Life in Transition (Up in the Trees)

It has been another beautiful week here on the farm. The weather has returned to ideal conditions, favourable for olive picking. It has been a pleasure to be back up in the trees. We were loaned two machines to help us pick, along with some better nets. The machines are like long, gyrating forks that jostle the branches and knock the olives to the nets below. A friendly farmer, Michele, offered us his tools while he caught up on a variety of other chores on the nearby land he tends. He even loaned us a worker, Federico, a young shepherd. I had never met a shepherd before – not knowingly at least. He was a nice young guy. Fresh-faced and wide-eyed. He stayed a few nights here in the ‘worker house’, joining us for meals as well as a few days of olive picking.

We were very productive this week. We have already been enjoying the spoils of our labour. The freshly pressed olive oil is so delicious, with such a crisp and clear flavour, and a deep green colour. Apparently the leaves that mix in with the pressing process add to the green. The chlorophyll is still so fresh that it will take a few months before the green fades into the yellowish colour we tend to expect of olive oil. Whatever the colour, it is perfect for dipping fresh bread into at the moment.

I have found myself smiling and laughing quite a bit this week. Sometimes quietly to myself and at other times howling with my friends here. As I work in the trees the peace of the countryside mingles with the peace within (ultimately blurring any distinction) and I find it so easy to breathe. I can feel peace and express it so effortlessly. It just comes bubbling up to the surface. Joy seems so natural. It is strange to me that so many of us let joy become so obscured in our lives, and so rare. So caught up in our ‘serious’ stories. We seem to have forgotten that we can be earnest without being serious. It feels to me like joy is the ground floor. It’s right here. I wonder what we are chasing up in the penthouse that is any better than this?

I admit a view from up top is nice. I’ve been enjoying climbing the trees and looking around for a few moments at the rolling hills and golden light, the Cyprus trees and linear vineyards standing out in sharp relief. The trees are often fullest at the top, olives bunched together in great masses, and the picking is highly satisfying. The machines make quick work of it but I prefer to pick by hand up in the higher reaches of the trees, the branches supporting me with surprising strength.

Sun setting on another day of olive picking.

Sun setting on another day of olive picking.

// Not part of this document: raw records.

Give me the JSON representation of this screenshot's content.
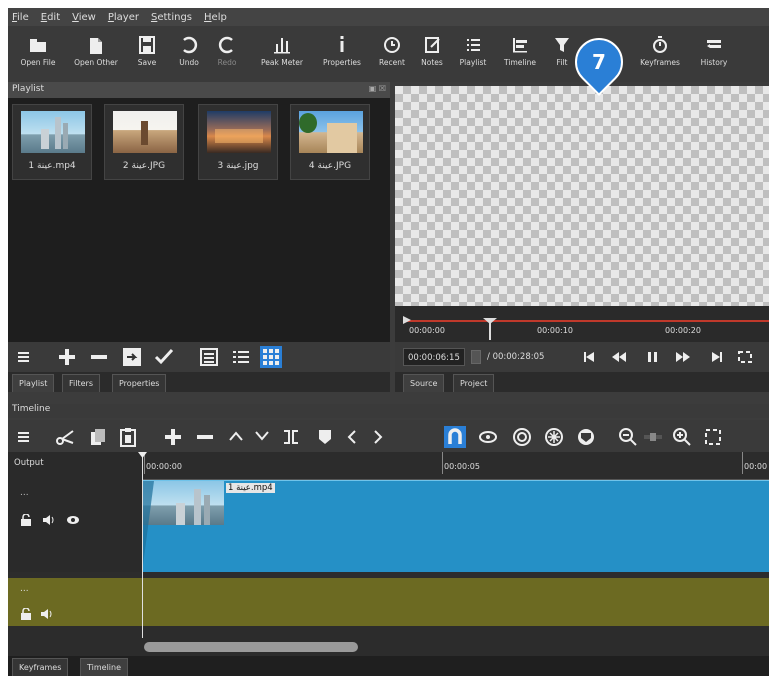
{
  "menu": [
    "File",
    "Edit",
    "View",
    "Player",
    "Settings",
    "Help"
  ],
  "toolbar": {
    "open_file": "Open File",
    "open_other": "Open Other",
    "save": "Save",
    "undo": "Undo",
    "redo": "Redo",
    "peak_meter": "Peak Meter",
    "properties": "Properties",
    "recent": "Recent",
    "notes": "Notes",
    "playlist": "Playlist",
    "timeline": "Timeline",
    "filters": "Filt",
    "keyframes": "Keyframes",
    "history": "History"
  },
  "callout": "7",
  "playlist": {
    "title": "Playlist",
    "clips": [
      {
        "name": "1 عينة.mp4"
      },
      {
        "name": "2 عينة.JPG"
      },
      {
        "name": "3 عينة.jpg"
      },
      {
        "name": "4 عينة.JPG"
      }
    ],
    "tabs": [
      "Playlist",
      "Filters",
      "Properties"
    ]
  },
  "viewer": {
    "ruler_ticks": [
      "00:00:00",
      "00:00:10",
      "00:00:20"
    ],
    "position": "00:00:06:15",
    "duration": "/ 00:00:28:05",
    "tabs": [
      "Source",
      "Project"
    ]
  },
  "timeline": {
    "title": "Timeline",
    "output_label": "Output",
    "ruler_ticks": [
      "00:00:00",
      "00:00:05",
      "00:00"
    ],
    "clip_label": "عينة 1.mp4",
    "track_dots": "...",
    "bottom_tabs": [
      "Keyframes",
      "Timeline"
    ]
  },
  "colors": {
    "video_track": "#2590c6",
    "audio_track": "#6c6a22",
    "callout": "#2a7fd6",
    "accent": "#2a7fd6"
  }
}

But things are shifting again on the farm. My friend, Franz, who has been running the farm for the past fifteen years, has gone off to Cuba with his wife, Molly, to organize a few yoga retreats there. They will be gone for about a month. Franz’s mother, Nirdosh, who owns the farm, is slowly taking the reigns back. She has a very different vision for this space than her son has implemented over the past decade and a half. It is a tender energy at times, here, as life moves through the friction of transition. Some of the other workers (one live-in and a few who come and go) are wondering what their place will be here moving forward. All parties are wondering about where loyalties lie, and where they should. I feel like a free agent here, my only loyalty to love (which is also truth, or presence), and I sense I am serving as something of a bridge between others here, supporting open communication and any necessary airing of concerns. Perhaps I am here to be a witness. I don’t need to know, though.

Transition can be tough. That seems to be why so many of us hold on so tightly to our various life rafts. I see it at work in myself, every day. But I also have developed such a strong commitment to truth, through presence, that I am constantly leaping from my own ‘safety’ (or insulation) into the mysterious heart of life’s uncertainty. It is very raw and vulnerable out here. But unmistakably real. That is the attraction. No more hiding. Yet quick forgiveness when old patterns pop up. Breathe in and recommit. Release.

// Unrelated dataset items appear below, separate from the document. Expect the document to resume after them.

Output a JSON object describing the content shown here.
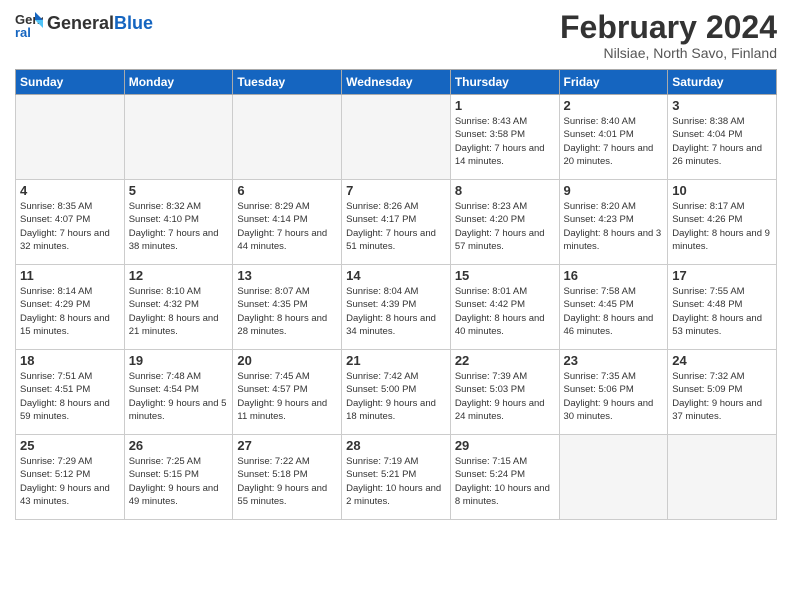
{
  "header": {
    "logo_general": "General",
    "logo_blue": "Blue",
    "month_title": "February 2024",
    "location": "Nilsiae, North Savo, Finland"
  },
  "days_of_week": [
    "Sunday",
    "Monday",
    "Tuesday",
    "Wednesday",
    "Thursday",
    "Friday",
    "Saturday"
  ],
  "weeks": [
    [
      {
        "day": "",
        "info": ""
      },
      {
        "day": "",
        "info": ""
      },
      {
        "day": "",
        "info": ""
      },
      {
        "day": "",
        "info": ""
      },
      {
        "day": "1",
        "info": "Sunrise: 8:43 AM\nSunset: 3:58 PM\nDaylight: 7 hours\nand 14 minutes."
      },
      {
        "day": "2",
        "info": "Sunrise: 8:40 AM\nSunset: 4:01 PM\nDaylight: 7 hours\nand 20 minutes."
      },
      {
        "day": "3",
        "info": "Sunrise: 8:38 AM\nSunset: 4:04 PM\nDaylight: 7 hours\nand 26 minutes."
      }
    ],
    [
      {
        "day": "4",
        "info": "Sunrise: 8:35 AM\nSunset: 4:07 PM\nDaylight: 7 hours\nand 32 minutes."
      },
      {
        "day": "5",
        "info": "Sunrise: 8:32 AM\nSunset: 4:10 PM\nDaylight: 7 hours\nand 38 minutes."
      },
      {
        "day": "6",
        "info": "Sunrise: 8:29 AM\nSunset: 4:14 PM\nDaylight: 7 hours\nand 44 minutes."
      },
      {
        "day": "7",
        "info": "Sunrise: 8:26 AM\nSunset: 4:17 PM\nDaylight: 7 hours\nand 51 minutes."
      },
      {
        "day": "8",
        "info": "Sunrise: 8:23 AM\nSunset: 4:20 PM\nDaylight: 7 hours\nand 57 minutes."
      },
      {
        "day": "9",
        "info": "Sunrise: 8:20 AM\nSunset: 4:23 PM\nDaylight: 8 hours\nand 3 minutes."
      },
      {
        "day": "10",
        "info": "Sunrise: 8:17 AM\nSunset: 4:26 PM\nDaylight: 8 hours\nand 9 minutes."
      }
    ],
    [
      {
        "day": "11",
        "info": "Sunrise: 8:14 AM\nSunset: 4:29 PM\nDaylight: 8 hours\nand 15 minutes."
      },
      {
        "day": "12",
        "info": "Sunrise: 8:10 AM\nSunset: 4:32 PM\nDaylight: 8 hours\nand 21 minutes."
      },
      {
        "day": "13",
        "info": "Sunrise: 8:07 AM\nSunset: 4:35 PM\nDaylight: 8 hours\nand 28 minutes."
      },
      {
        "day": "14",
        "info": "Sunrise: 8:04 AM\nSunset: 4:39 PM\nDaylight: 8 hours\nand 34 minutes."
      },
      {
        "day": "15",
        "info": "Sunrise: 8:01 AM\nSunset: 4:42 PM\nDaylight: 8 hours\nand 40 minutes."
      },
      {
        "day": "16",
        "info": "Sunrise: 7:58 AM\nSunset: 4:45 PM\nDaylight: 8 hours\nand 46 minutes."
      },
      {
        "day": "17",
        "info": "Sunrise: 7:55 AM\nSunset: 4:48 PM\nDaylight: 8 hours\nand 53 minutes."
      }
    ],
    [
      {
        "day": "18",
        "info": "Sunrise: 7:51 AM\nSunset: 4:51 PM\nDaylight: 8 hours\nand 59 minutes."
      },
      {
        "day": "19",
        "info": "Sunrise: 7:48 AM\nSunset: 4:54 PM\nDaylight: 9 hours\nand 5 minutes."
      },
      {
        "day": "20",
        "info": "Sunrise: 7:45 AM\nSunset: 4:57 PM\nDaylight: 9 hours\nand 11 minutes."
      },
      {
        "day": "21",
        "info": "Sunrise: 7:42 AM\nSunset: 5:00 PM\nDaylight: 9 hours\nand 18 minutes."
      },
      {
        "day": "22",
        "info": "Sunrise: 7:39 AM\nSunset: 5:03 PM\nDaylight: 9 hours\nand 24 minutes."
      },
      {
        "day": "23",
        "info": "Sunrise: 7:35 AM\nSunset: 5:06 PM\nDaylight: 9 hours\nand 30 minutes."
      },
      {
        "day": "24",
        "info": "Sunrise: 7:32 AM\nSunset: 5:09 PM\nDaylight: 9 hours\nand 37 minutes."
      }
    ],
    [
      {
        "day": "25",
        "info": "Sunrise: 7:29 AM\nSunset: 5:12 PM\nDaylight: 9 hours\nand 43 minutes."
      },
      {
        "day": "26",
        "info": "Sunrise: 7:25 AM\nSunset: 5:15 PM\nDaylight: 9 hours\nand 49 minutes."
      },
      {
        "day": "27",
        "info": "Sunrise: 7:22 AM\nSunset: 5:18 PM\nDaylight: 9 hours\nand 55 minutes."
      },
      {
        "day": "28",
        "info": "Sunrise: 7:19 AM\nSunset: 5:21 PM\nDaylight: 10 hours\nand 2 minutes."
      },
      {
        "day": "29",
        "info": "Sunrise: 7:15 AM\nSunset: 5:24 PM\nDaylight: 10 hours\nand 8 minutes."
      },
      {
        "day": "",
        "info": ""
      },
      {
        "day": "",
        "info": ""
      }
    ]
  ]
}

Life, when allowed, is a natural disentangler. But it first forces us to face our entanglements, not an altogether enjoyable ride. But it is ever-so worthwhile. And ultimately unavoidable. This is the process of liberation. This is how we become free of our limitations, by recognizing them for what they are. Perspective comes through the clear sight of all we are afraid of, all we are avoiding. We are nudged (or jolted) back to our true ground, seeing the impermanence of all we had attached ourselves to. The very ‘act’ (or ‘experience’) of truly clear sight implies that everything seen cannot be who we are. Consider this. There is a gap here – perception itself. It feels paradoxical. Can a tongue taste itself?

No need to figure any of it out. It is not to be ‘understood’, not in the way we often try to ‘understand’ things, anyhow. But it can knock the cloud from under us and see us fall back to the ground of reality. This ground cannot be conceptualized. It seems to be ever-unfolding. It allows no pause, and yet invites full rest. So come back to yourself and rest a moment. Take a breath. See where it may take you.

I guess I’ll come back to myself now and wrap it up for this week. 😉 I plan to check in again in about another week. I will likely still be here on the farm. But who knows?